Référendum ADP : comment signer ?

Pour soutenir la démarche pour le référendum sur la privatisation ADP, il faut se rendre sur cette page Internet, cocher la case "Je soutiens" et cliquer sur "Suivant". Il faut ensuite donner son prénom, son nom, sa date et son lieu de naissance, et se munir de d'une pièce d'identité, en vertu de l'article 11 de la Constitution.
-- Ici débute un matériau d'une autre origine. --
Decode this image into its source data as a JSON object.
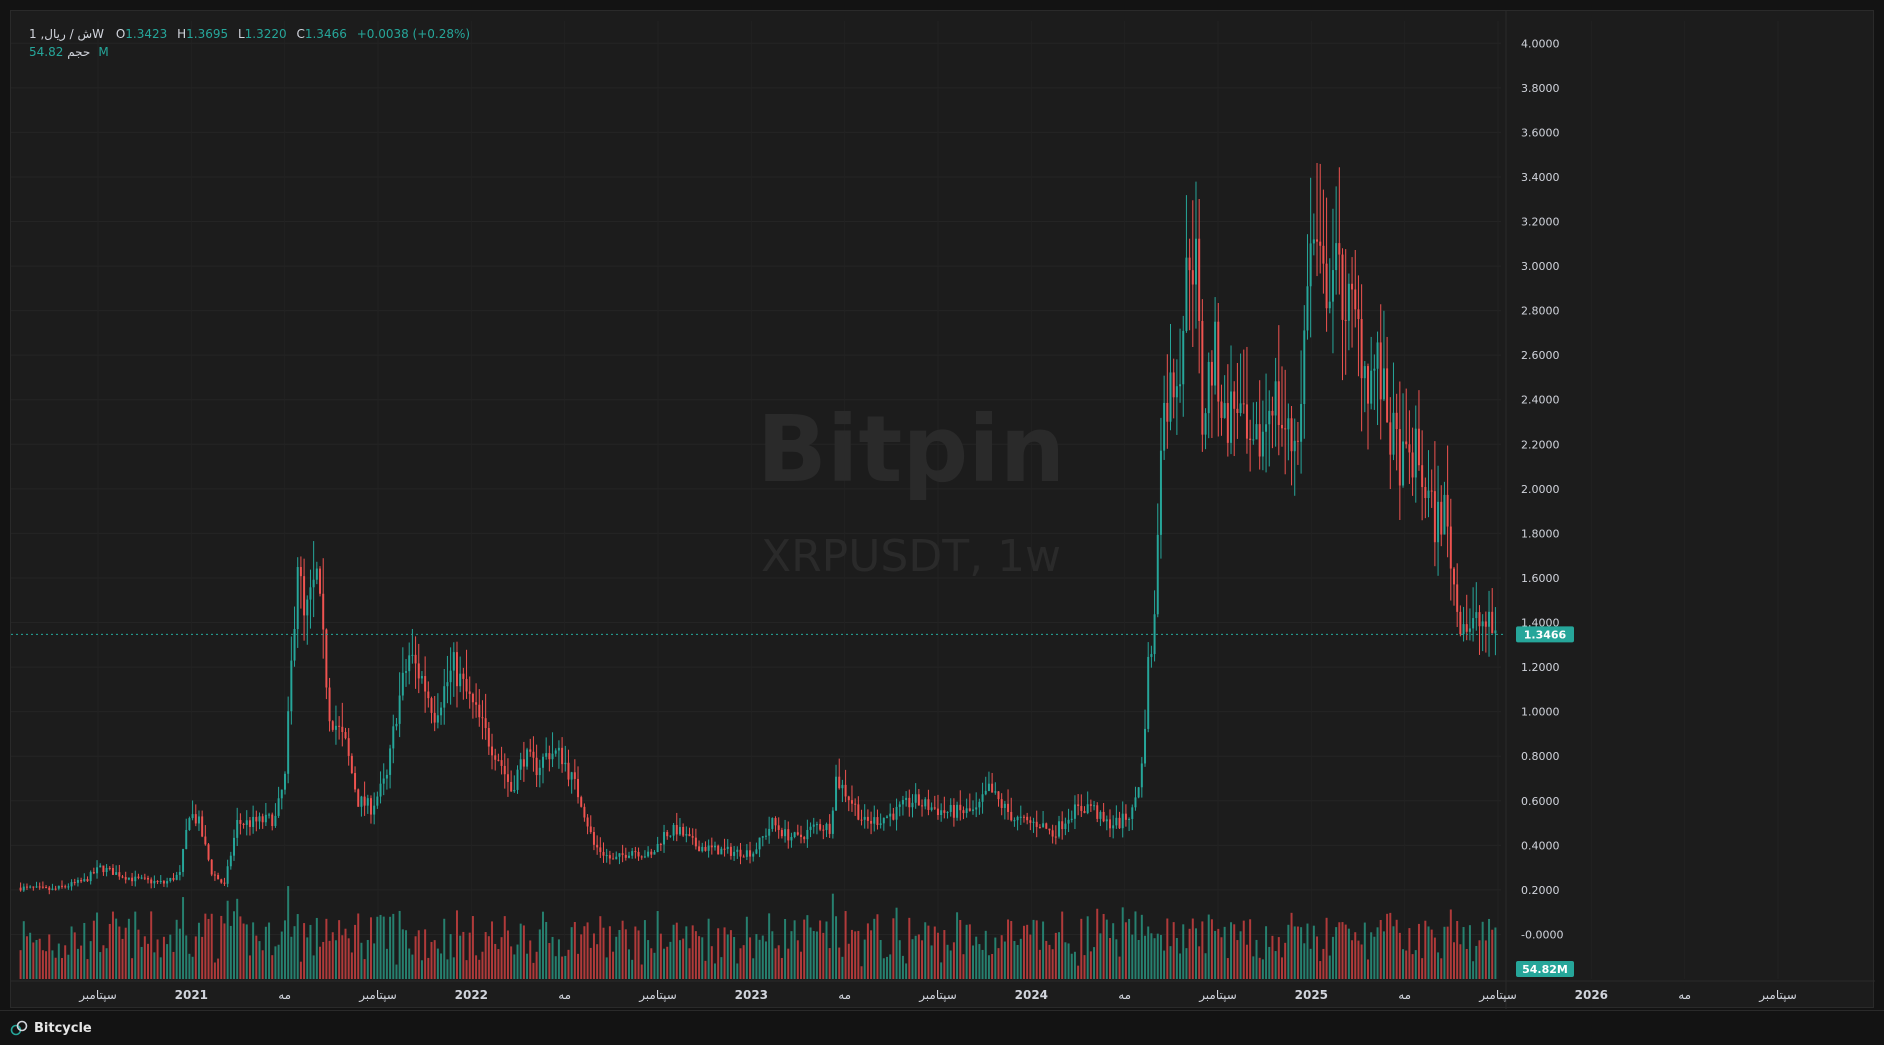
{
  "legend": {
    "symbol": "1 ,ش / ریالW",
    "open_label": "O",
    "open": "1.3423",
    "high_label": "H",
    "high": "1.3695",
    "low_label": "L",
    "low": "1.3220",
    "close_label": "C",
    "close": "1.3466",
    "change": "+0.0038 (+0.28%)",
    "volume_label": "حجم",
    "volume": "54.82M"
  },
  "watermark": {
    "brand": "Bitpin",
    "symbol": "XRPUSDT, 1w"
  },
  "footer": {
    "brand": "Bitcycle"
  },
  "colors": {
    "up": "#26a69a",
    "down": "#ef5350",
    "up_vol": "#26806f",
    "down_vol": "#b03a3a"
  },
  "chart_data": {
    "type": "candlestick",
    "interval": "1w",
    "price_axis": {
      "min": -0.2,
      "max": 4.1,
      "ticks": [
        "4.0000",
        "3.8000",
        "3.6000",
        "3.4000",
        "3.2000",
        "3.0000",
        "2.8000",
        "2.6000",
        "2.4000",
        "2.2000",
        "2.0000",
        "1.8000",
        "1.6000",
        "1.4000",
        "1.2000",
        "1.0000",
        "0.8000",
        "0.6000",
        "0.4000",
        "0.2000",
        "-0.0000"
      ]
    },
    "last_price": "1.3466",
    "last_volume": "54.82M",
    "time_axis": [
      "سپتامبر",
      "2021",
      "مه",
      "سپتامبر",
      "2022",
      "مه",
      "سپتامبر",
      "2023",
      "مه",
      "سپتامبر",
      "2024",
      "مه",
      "سپتامبر",
      "2025",
      "مه",
      "سپتامبر",
      "2026",
      "مه",
      "سپتامبر"
    ],
    "time_axis_bold": [
      "2021",
      "2022",
      "2023",
      "2024",
      "2025",
      "2026"
    ],
    "close_anchors": [
      [
        0,
        0.21
      ],
      [
        10,
        0.2
      ],
      [
        20,
        0.24
      ],
      [
        25,
        0.3
      ],
      [
        35,
        0.25
      ],
      [
        45,
        0.23
      ],
      [
        50,
        0.27
      ],
      [
        53,
        0.55
      ],
      [
        56,
        0.5
      ],
      [
        60,
        0.28
      ],
      [
        64,
        0.22
      ],
      [
        68,
        0.5
      ],
      [
        72,
        0.5
      ],
      [
        80,
        0.52
      ],
      [
        83,
        0.7
      ],
      [
        87,
        1.7
      ],
      [
        89,
        1.4
      ],
      [
        93,
        1.6
      ],
      [
        97,
        1.0
      ],
      [
        102,
        0.85
      ],
      [
        106,
        0.6
      ],
      [
        110,
        0.57
      ],
      [
        115,
        0.7
      ],
      [
        118,
        1.0
      ],
      [
        122,
        1.25
      ],
      [
        126,
        1.15
      ],
      [
        130,
        1.0
      ],
      [
        133,
        1.1
      ],
      [
        136,
        1.2
      ],
      [
        141,
        1.05
      ],
      [
        146,
        0.9
      ],
      [
        150,
        0.8
      ],
      [
        154,
        0.65
      ],
      [
        158,
        0.8
      ],
      [
        162,
        0.75
      ],
      [
        166,
        0.82
      ],
      [
        170,
        0.8
      ],
      [
        176,
        0.6
      ],
      [
        180,
        0.4
      ],
      [
        186,
        0.33
      ],
      [
        192,
        0.38
      ],
      [
        198,
        0.35
      ],
      [
        202,
        0.45
      ],
      [
        206,
        0.47
      ],
      [
        212,
        0.4
      ],
      [
        218,
        0.38
      ],
      [
        224,
        0.37
      ],
      [
        230,
        0.37
      ],
      [
        236,
        0.5
      ],
      [
        240,
        0.45
      ],
      [
        244,
        0.43
      ],
      [
        250,
        0.49
      ],
      [
        254,
        0.48
      ],
      [
        256,
        0.7
      ],
      [
        260,
        0.62
      ],
      [
        265,
        0.5
      ],
      [
        270,
        0.52
      ],
      [
        275,
        0.55
      ],
      [
        280,
        0.6
      ],
      [
        284,
        0.58
      ],
      [
        290,
        0.55
      ],
      [
        294,
        0.55
      ],
      [
        300,
        0.55
      ],
      [
        304,
        0.65
      ],
      [
        308,
        0.58
      ],
      [
        312,
        0.52
      ],
      [
        316,
        0.5
      ],
      [
        320,
        0.5
      ],
      [
        324,
        0.45
      ],
      [
        330,
        0.55
      ],
      [
        336,
        0.58
      ],
      [
        340,
        0.5
      ],
      [
        345,
        0.5
      ],
      [
        349,
        0.55
      ],
      [
        352,
        0.75
      ],
      [
        354,
        1.2
      ],
      [
        356,
        1.4
      ],
      [
        358,
        2.3
      ],
      [
        360,
        2.4
      ],
      [
        364,
        2.6
      ],
      [
        367,
        3.1
      ],
      [
        369,
        3.0
      ],
      [
        371,
        2.3
      ],
      [
        373,
        2.5
      ],
      [
        375,
        2.6
      ],
      [
        378,
        2.3
      ],
      [
        382,
        2.4
      ],
      [
        386,
        2.1
      ],
      [
        390,
        2.25
      ],
      [
        393,
        2.45
      ],
      [
        396,
        2.3
      ],
      [
        399,
        2.2
      ],
      [
        402,
        2.35
      ],
      [
        404,
        3.0
      ],
      [
        406,
        3.1
      ],
      [
        409,
        2.9
      ],
      [
        412,
        3.0
      ],
      [
        416,
        2.85
      ],
      [
        420,
        2.7
      ],
      [
        423,
        2.5
      ],
      [
        426,
        2.55
      ],
      [
        430,
        2.25
      ],
      [
        434,
        2.1
      ],
      [
        438,
        2.15
      ],
      [
        441,
        2.0
      ],
      [
        444,
        1.85
      ],
      [
        447,
        1.9
      ],
      [
        449,
        1.7
      ],
      [
        451,
        1.45
      ],
      [
        455,
        1.38
      ],
      [
        459,
        1.4
      ],
      [
        463,
        1.35
      ]
    ],
    "volume_scale_max": 100
  }
}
Attention, il faut bien veiller à respecter quelques précautions pour que son soutien à la démarche parlementaire soit vraiment effective, comme le souligne le compte Twitter "Aide Référendum" : mettre une majuscule aux prénoms et ne pas mettre de virgule entre deux prénoms le cas échéant, mais simplement un espace ; mettre une majuscule et des tirets à la commune de résidence.

Il faut également savoir qu'il existe un formulaire papier, que l'on peut imprimer, remplir et déposer dans sa mairie. Il est disponible sur cette page. Il faut bien remplir tous les champs, dont le numéro de sa pièce d'identité. Un récépissé vous sera remis après bonne réception de votre formulaire de soutien.